Please note, the rest of this example does not use the training block above to perform inference. Rather, model_2 is defined, and infer_discrete is used to generate latent state samples conditioned on observations. I do this in a for loop to generate z_* samples.

post_samples = torch.Tensor(
    [infer_discrete(model_2, first_available_dim=-1, temperature=1)(emission) for _ in range(100)]
    )
# sampled latent states
post_samples[0]
tensor([0., 0., 0., 0., 0., 0., 0., 0., 0., 0., 0., 0., 0., 0., 0., 0., 0., 0.,
        0., 0., 0., 0., 0., 0., 0., 0., 0., 0., 1., 1., 1., 1., 1., 1., 1., 1.,
        1., 1., 1., 1., 1., 1., 1., 0., 0., 0., 0., 1., 1., 1., 1., 1., 1., 1.,
        1., 1., 1., 1., 0., 0., 0., 0., 0., 0., 0., 0., 0., 0., 0., 0., 0., 1.,
        1., 1., 1., 1., 1., 1., 1., 1., 1., 1., 1., 1., 1., 1., 1., 1., 1., 1.,
        1., 1., 1., 1., 1., 1., 1., 1., 1., 1.])
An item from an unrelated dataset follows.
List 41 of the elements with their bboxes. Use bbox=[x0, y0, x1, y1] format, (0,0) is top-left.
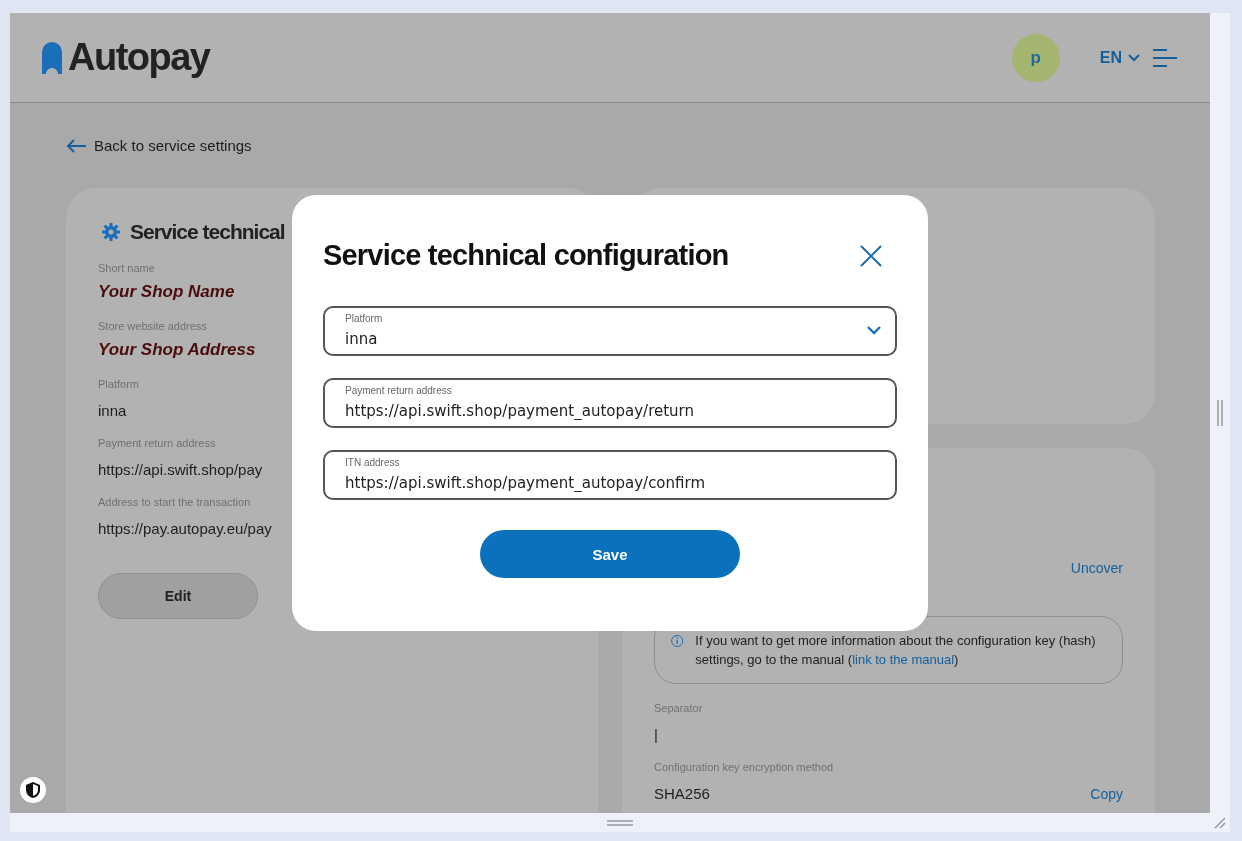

Side note: If I had performed training, I could then feed this into the Predictive utility to obtain posterior predictive samples for the latent state of each z_* and emission y_* in the sequence.

posterior_samples = {"z": posterior_samples}
post_pred = Predictive(model=model_2, posterior_samples=posterior_samples)(emission)

I can then loop through post_samples and calculate the probability of a loaded die at time t.

cnt = 0
samps = {}
for batch in post_samples:
    cnt += 1
    for t, y in enumerate(batch):
        if cnt == 1:
            samps[t] = [y]
        else:
            samps[t].append(y)

probs_loaded = []
for key, val in samps.items():
    probs_loaded.append(sum(val) / len(val))

plt.figure(figsize=(10, 2))
plt.plot(
    torch.arange(0, 101),
    probs_loaded
);

and the infer_discrete using the forward-filter method to generate posterior latent state samples seems to do a reasonable job at identifying the latent states.

one_hot = torch.nn.functional.one_hot(emission, 6).T

plt.figure(figsize=(10, 2))
plt.imshow(one_hot, aspect="auto", interpolation="none", cmap="Greys")
plt.imshow(
    posterior_samples['z'][None, :], extent=(0, 100, 6-.5, -.5), 
    interpolation="none", aspect="auto", cmap="Greys", alpha=0.25
    )
plt.xlabel("time")
plt.ylabel("emission")
plt.yticks(np.arange(6), np.arange(6) + 1)
plt.title("sampled sequence (white=fair, gray=loaded)");

Looking at the top plot P(\text{loaded die}) and the bottom plot of which latent state was sampled, the results indeed seem reasonable.